Developing Children’s Critical Thinking through Picturebooks by Mary Roche Pdf
This accessible text will show students and class teachers how they can enable their pupils to become critical thinkers through the medium of picturebooks. By introducing children to the notion of making-meaning together through thinking and discussion, Roche focuses on carefully chosen picturebooks as a stimulus for discussion, and shows how they can constitute an accessible, multimodal resource for adding to literacy skills, while at the same time developing in pupils a far wider range of literary understanding. By allowing time for thinking about and digesting the pictures as well as the text, and then engaging pupils in classroom discussion, this book highlights a powerful means of developing children’s oral language ability, critical thinking, and visual literacy, while also acting as a rich resource for developing children’s literary understanding.
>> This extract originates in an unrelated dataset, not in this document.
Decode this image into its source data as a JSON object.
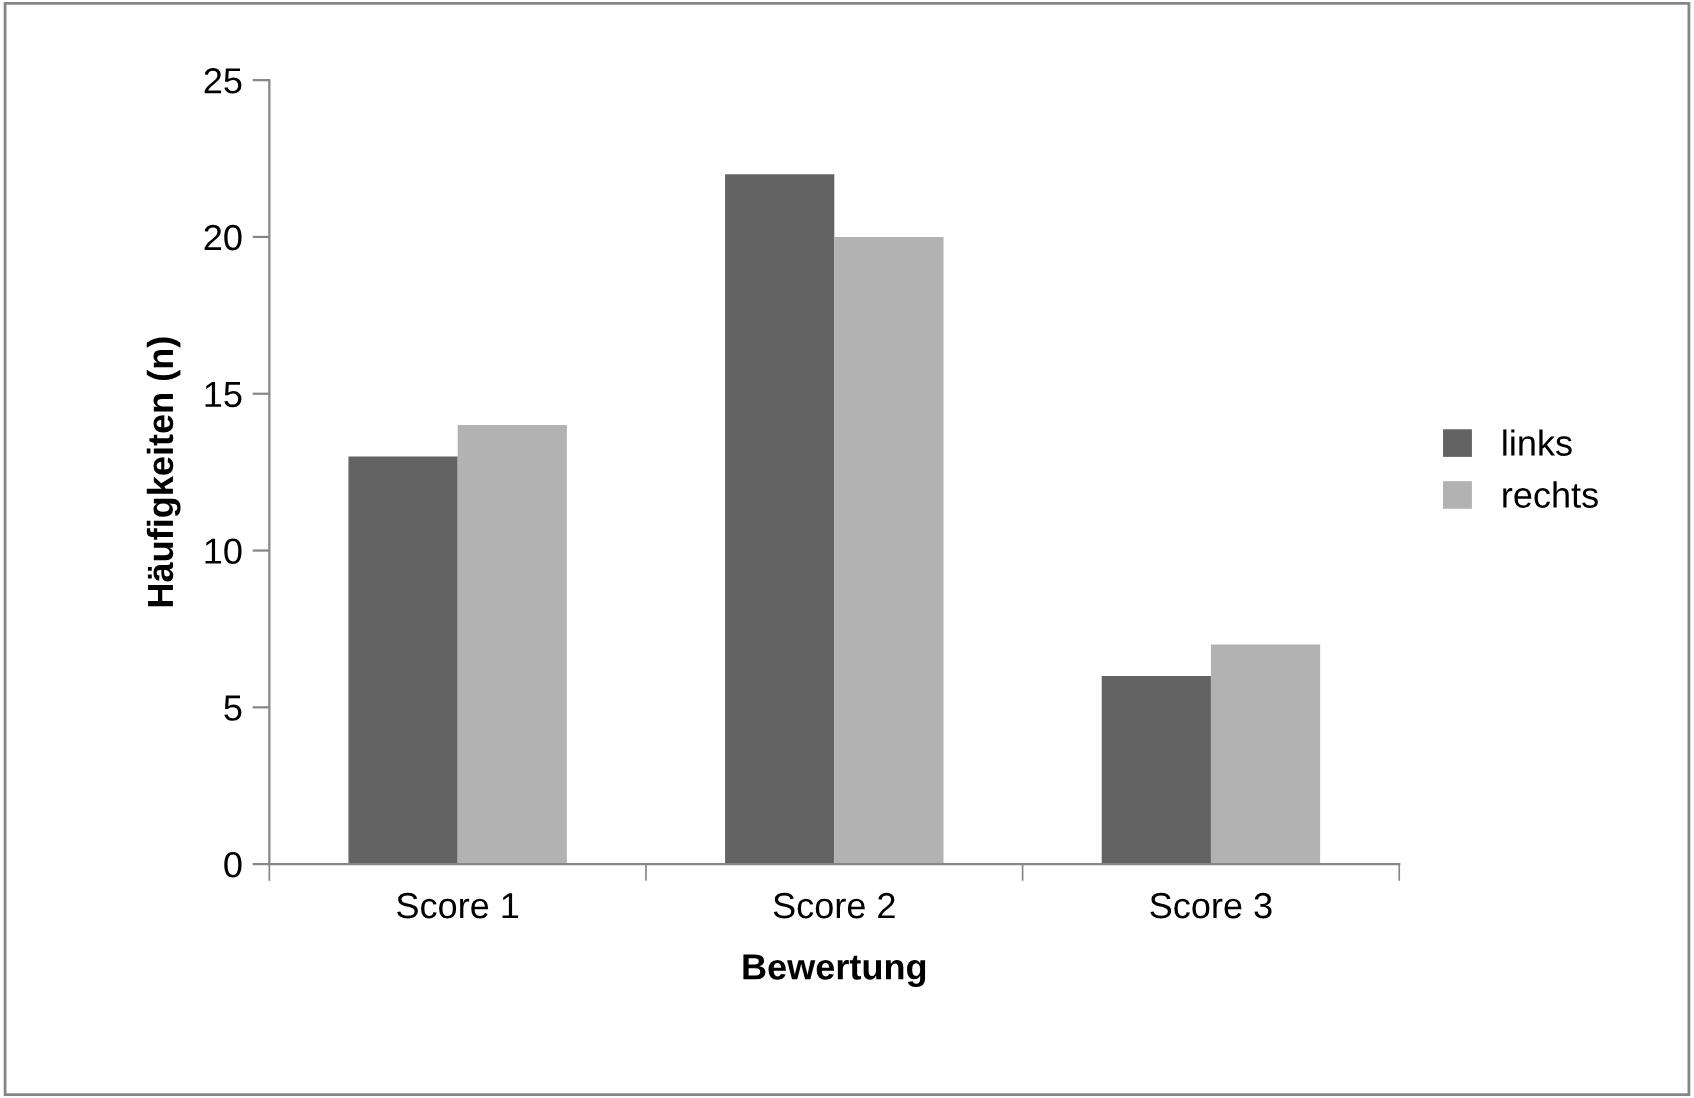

Throughout, Roche provides rich data and examples from real classroom practice. This book also provides an overview of recent international research on doing ‘interactive read alouds’, on what critical literacy means, on what critical thinking means and on picturebooks themselves. Lecturers on teacher education courses for early years or primary levels, classroom teachers, pre-service education students, and all those interested in promoting critical engagement and dialogue about literature will find this an engaging and very insightful text.
Experiences in Visual Thinking by Robert H. McKim Pdf
* Fresh approach to engineering design, innovation challenges, and stereotypical thinking; provides alternative methods that come closer to the heart of the visual creative process.